Each year the weekend after Thanksgiving, I sense an innate urge to risk life, limb and public humiliation by festooning the exterior of our home with several hundred C9 incandescent lights. (I’m still resisting the whole LED craze – also known as “the Devil’s bulbs.”)
My mild-mannered next-door neighbor and I always engage in an unspoken competition to see who can get their Christmas lights up first, but since I have the holiday sleeping habits of an inebriated grizzly bear in mid-hibernation, he consistently wins – after which he undoubtedly enjoys shouting, “Let me know if you need any help up there,” as I cling desperately to the shingles while those little granules clatter in the aluminum rain gutters – portending my likely doom.
A couple of years ago, I actually considered hiring a landscaping company to install my lights for me – and even went so far as to have them come out to give me an estimate. Once I regained consciousness, and told them I’d have to sell my plasma and the plasma of my descendants to third and fourth generations to pay for it, I decided that hiring out the job would be cheating, anyway.
This year, I was determined to go for the upset and made the unprecedented play of installing my lights the Saturday before Thanksgiving. My neighbor had already made a pre-emptive move to take the lead by colorfully illuminating a front yard tree. But we both know good and well (at least I do) that the only lights that really “count” are the house lights, and this year, I would strike first.
The actual installation was fairly uneventful as my wife, as usual, held the extension ladder steady and encouraged me not to cry – that everything would be OK. Probably.
Once our lights were up on that first night, they shone forth gloriously, mocking the pre-Thanksgiving darkness next door. But then, as so often happens when I’m gloating in the radiance of a self-righteous victory, disaster struck.
My wife and I were passing our house on our nightly geriatric power stroll and noticed, to my dismay, that our Christmas lights were out – even though I had intentionally left them on to annoy the entire neighborhood. After a bit of frantic investigating, I discovered that a breaker had tripped, so I put my vast knowledge of electrical systems to work and switched it back on, which lasted about half an hour before it tripped again.

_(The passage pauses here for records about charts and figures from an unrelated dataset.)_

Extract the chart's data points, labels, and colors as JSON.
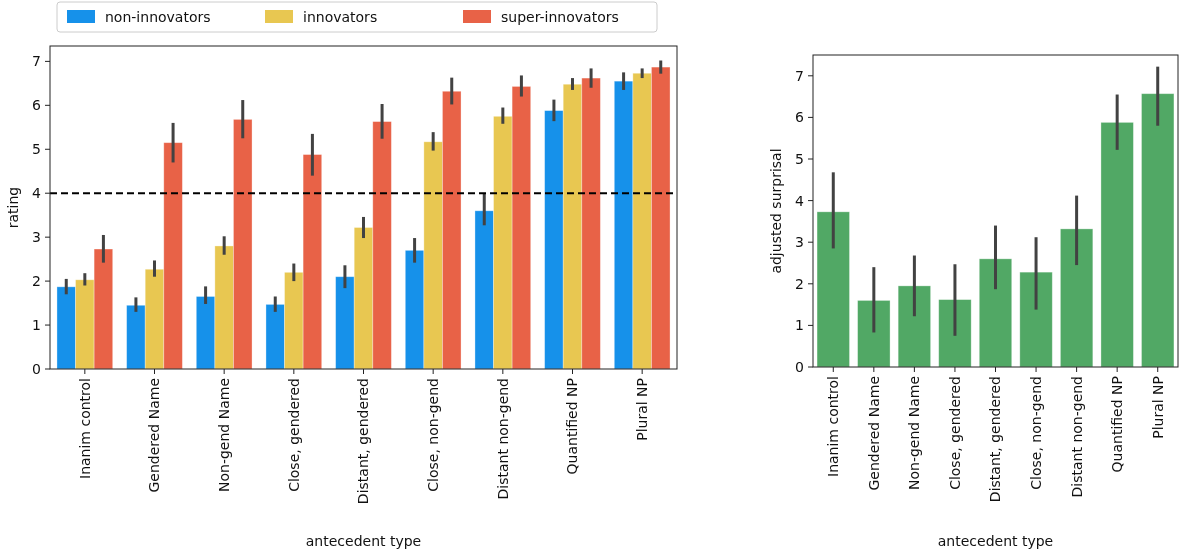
{
  "chart_data": [
    {
      "type": "bar",
      "xlabel": "antecedent type",
      "ylabel": "rating",
      "categories": [
        "Inanim control",
        "Gendered Name",
        "Non-gend Name",
        "Close, gendered",
        "Distant, gendered",
        "Close, non-gend",
        "Distant non-gend",
        "Quantified NP",
        "Plural NP"
      ],
      "series": [
        {
          "name": "non-innovators",
          "color": "#1691ea",
          "values": [
            1.87,
            1.45,
            1.65,
            1.47,
            2.1,
            2.7,
            3.6,
            5.88,
            6.55
          ],
          "errors": [
            [
              1.7,
              2.05
            ],
            [
              1.3,
              1.63
            ],
            [
              1.48,
              1.88
            ],
            [
              1.3,
              1.65
            ],
            [
              1.84,
              2.36
            ],
            [
              2.42,
              2.98
            ],
            [
              3.27,
              4.0
            ],
            [
              5.64,
              6.13
            ],
            [
              6.35,
              6.75
            ]
          ]
        },
        {
          "name": "innovators",
          "color": "#e8c751",
          "values": [
            2.03,
            2.27,
            2.8,
            2.2,
            3.22,
            5.17,
            5.75,
            6.48,
            6.73
          ],
          "errors": [
            [
              1.9,
              2.18
            ],
            [
              2.1,
              2.47
            ],
            [
              2.6,
              3.02
            ],
            [
              2.0,
              2.4
            ],
            [
              2.98,
              3.46
            ],
            [
              4.97,
              5.39
            ],
            [
              5.58,
              5.95
            ],
            [
              6.35,
              6.62
            ],
            [
              6.62,
              6.84
            ]
          ]
        },
        {
          "name": "super-innovators",
          "color": "#e86247",
          "values": [
            2.73,
            5.15,
            5.68,
            4.88,
            5.63,
            6.32,
            6.43,
            6.62,
            6.87
          ],
          "errors": [
            [
              2.42,
              3.05
            ],
            [
              4.7,
              5.6
            ],
            [
              5.25,
              6.12
            ],
            [
              4.4,
              5.35
            ],
            [
              5.24,
              6.03
            ],
            [
              6.02,
              6.63
            ],
            [
              6.2,
              6.68
            ],
            [
              6.4,
              6.84
            ],
            [
              6.72,
              7.02
            ]
          ]
        }
      ],
      "ylim": [
        0,
        7.35
      ],
      "yticks": [
        0,
        1,
        2,
        3,
        4,
        5,
        6,
        7
      ],
      "ref_lines": [
        {
          "axis": "y",
          "value": 4,
          "color": "#000000",
          "line_style": "dashed"
        }
      ],
      "legend": "top",
      "grid": false
    },
    {
      "type": "bar",
      "xlabel": "antecedent type",
      "ylabel": "adjusted surprisal",
      "categories": [
        "Inanim control",
        "Gendered Name",
        "Non-gend Name",
        "Close, gendered",
        "Distant, gendered",
        "Close, non-gend",
        "Distant non-gend",
        "Quantified NP",
        "Plural NP"
      ],
      "series": [
        {
          "color": "#51a865",
          "values": [
            3.73,
            1.6,
            1.95,
            1.62,
            2.6,
            2.28,
            3.32,
            5.88,
            6.57
          ],
          "errors": [
            [
              2.85,
              4.68
            ],
            [
              0.83,
              2.4
            ],
            [
              1.22,
              2.68
            ],
            [
              0.75,
              2.47
            ],
            [
              1.87,
              3.4
            ],
            [
              1.38,
              3.12
            ],
            [
              2.45,
              4.12
            ],
            [
              5.22,
              6.55
            ],
            [
              5.8,
              7.22
            ]
          ]
        }
      ],
      "ylim": [
        0,
        7.5
      ],
      "yticks": [
        0,
        1,
        2,
        3,
        4,
        5,
        6,
        7
      ],
      "legend": false,
      "grid": false
    }
  ]
}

At that point, I proceeded as any skilled technician would. I called down elaborate curses on electricity in general, unplugged everything and then plugged it all back in. As I was unplugging an extension cord from an outlet on one of the eaves of the house, I saw sparks, a small flame and smoke. Again, my electrical expertise told me that since I wasn’t roasting wieners, that might not be a good thing.
After two trips to a local hardware store and some intense prayer, I somehow managed to replace the plug without setting the house or my underwear on fire, but by the time I was finished and got my lights back on, my neighbor’s house was already glowing in full Christmasified splendor.
Oh, well. My neighbors are incredibly kind people, and there’s always next year. Anybody have some plasma I could borrow?